Эрнест Хемингуэй - Старый газетчик пишет...
В этом номере я, кроме того, научился еще одному: не думать, о чем я пишу, с той минуты, как прекращал работу, и до той минуты, пока на следующий день не начинал писать снова. Таким образом, мое подсознание продолжало работать над рассказом — но при этом я мог слушать других, все примечать, узнавать что-то новое, а чтобы отогнать мысли о работе — читать. Спускаться по лестнице, зная, что хорошо поработал — а для этого нужна была удача и дисциплина, — было очень приятно: теперь я могу идти по Парижу, куда захочу.

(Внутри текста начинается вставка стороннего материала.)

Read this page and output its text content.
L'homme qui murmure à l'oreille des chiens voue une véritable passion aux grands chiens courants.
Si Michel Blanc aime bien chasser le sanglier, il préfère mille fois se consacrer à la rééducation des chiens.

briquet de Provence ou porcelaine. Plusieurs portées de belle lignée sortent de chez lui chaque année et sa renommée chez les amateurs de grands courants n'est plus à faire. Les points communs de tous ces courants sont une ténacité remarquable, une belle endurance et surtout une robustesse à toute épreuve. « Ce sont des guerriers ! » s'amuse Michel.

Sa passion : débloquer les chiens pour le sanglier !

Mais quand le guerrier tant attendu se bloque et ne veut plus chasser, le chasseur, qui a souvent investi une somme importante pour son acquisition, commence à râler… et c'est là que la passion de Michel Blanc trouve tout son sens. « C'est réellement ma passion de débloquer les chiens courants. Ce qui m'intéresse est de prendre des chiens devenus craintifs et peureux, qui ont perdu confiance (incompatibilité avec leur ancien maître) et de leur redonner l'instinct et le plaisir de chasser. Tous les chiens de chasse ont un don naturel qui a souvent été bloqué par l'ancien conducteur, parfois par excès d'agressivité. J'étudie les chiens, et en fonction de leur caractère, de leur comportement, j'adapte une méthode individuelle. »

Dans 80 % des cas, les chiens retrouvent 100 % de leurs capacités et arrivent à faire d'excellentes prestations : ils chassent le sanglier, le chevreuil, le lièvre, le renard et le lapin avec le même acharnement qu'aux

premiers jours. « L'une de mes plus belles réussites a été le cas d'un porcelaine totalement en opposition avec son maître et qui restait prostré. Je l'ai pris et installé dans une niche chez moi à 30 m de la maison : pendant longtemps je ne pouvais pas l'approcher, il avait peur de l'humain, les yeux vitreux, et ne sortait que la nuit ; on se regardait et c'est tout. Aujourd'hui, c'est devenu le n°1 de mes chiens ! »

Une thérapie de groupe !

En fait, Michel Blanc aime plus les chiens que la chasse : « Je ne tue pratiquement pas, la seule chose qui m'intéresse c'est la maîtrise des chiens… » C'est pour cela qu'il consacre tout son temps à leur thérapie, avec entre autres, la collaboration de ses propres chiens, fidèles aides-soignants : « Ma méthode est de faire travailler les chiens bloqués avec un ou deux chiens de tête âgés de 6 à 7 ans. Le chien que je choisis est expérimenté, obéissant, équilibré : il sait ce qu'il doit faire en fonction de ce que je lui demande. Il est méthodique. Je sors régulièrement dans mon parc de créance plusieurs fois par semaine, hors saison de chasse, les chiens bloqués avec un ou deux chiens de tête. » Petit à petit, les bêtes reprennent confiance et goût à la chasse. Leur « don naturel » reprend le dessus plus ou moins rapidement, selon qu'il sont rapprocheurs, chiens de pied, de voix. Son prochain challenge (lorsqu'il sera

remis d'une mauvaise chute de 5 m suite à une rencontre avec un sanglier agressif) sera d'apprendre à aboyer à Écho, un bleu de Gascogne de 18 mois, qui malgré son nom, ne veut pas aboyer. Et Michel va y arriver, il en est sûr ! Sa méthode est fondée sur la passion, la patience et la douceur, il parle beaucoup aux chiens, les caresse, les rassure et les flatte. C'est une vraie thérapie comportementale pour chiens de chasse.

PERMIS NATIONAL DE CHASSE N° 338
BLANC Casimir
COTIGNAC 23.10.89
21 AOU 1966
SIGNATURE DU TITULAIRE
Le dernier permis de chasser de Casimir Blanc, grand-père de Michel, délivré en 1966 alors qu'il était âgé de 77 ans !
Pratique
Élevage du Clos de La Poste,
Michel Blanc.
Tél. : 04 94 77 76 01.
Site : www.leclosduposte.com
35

Если я возвращался, кончив работу, не поздно, то старался выйти какой-нибудь улочкой к Люксембургскому саду и, пройдя через сад, заходил в Люксембургский музей, где тогда находились великолепные картины импрессионистов, большинство которых теперь находится в Лувре и в «Зале для игры в мяч». Я ходил туда почти каждый день из-за Сезанна и чтобы посмотреть полотна Мане и Моне, а также других импрессионистов, с которыми впервые познакомился в Институте искусств в Чикаго. Живопись Сезанна учила меня тому, что одних настоящих простых фраз мало, чтобы придать рассказу ту объемность и глубину, какой я пытался достичь. Я учился у него очень многому, но не мог бы внятно объяснить, чему именно.
Когда мы вернулись из Канады и поселились на улице Нотр-Дам-де-Шан, а мисс Стайн[11] и я были еще добрыми друзьями, она и произнесла свою фразу о потерянном поколении. У старого «форда» модели «Т», на котором в те годы ездила мисс Стайн, что-то случилось с зажиганием, и молодил механик, который пробыл на фронте последний год войны и теперь работал в гараже, не сумел его исправить, а может быть, просто не захотел чинить ее «форд» вне очереди. Как бы там ни было, он оказался недостаточно serieux[12], и после жалобы мисс Стайн хозяин сделал ему строгий выговор. Хозяин сказал ему: «Все вы — generation perdue!»
— Вот кто вы такие! И все вы такие! — сказала мисс Стайн. — Вся молодежь, побывавшая на войне. Вы — потерянное поколение.
— Вы так думаете? — спросил я.
— Да, да, — настаивала она. — У вас ни к чему нет уважения. Вы все сопьетесь…
Позже, когда я написал свой первый роман, я пытался как-то сопоставить фразу, услышанную мисс Стайн в гараже, со словами Екклезиаста. Но в тот вечер, возвращаясь домой, я думал об этом юноше из гаража и о том, что, возможно, его везли в таком же вот «форде», переоборудованном в санитарную машину. Я помню, как у них горели тормоза, когда они, набитые ранеными, спускались по горным дорогам на первой скорости, а иногда приходилось включать и заднюю передачу, и как последние машины порожняком пускали под откос, поскольку их заменили огромными «фиатами» с надежной коробкой передач и тормозами. Я думал о мисс Стайн, о Шервуде Андерсоне[13] и о том, что лучше: духовная лень или дисциплина. Интересно, подумал я, кто же из нас потерянное поколение?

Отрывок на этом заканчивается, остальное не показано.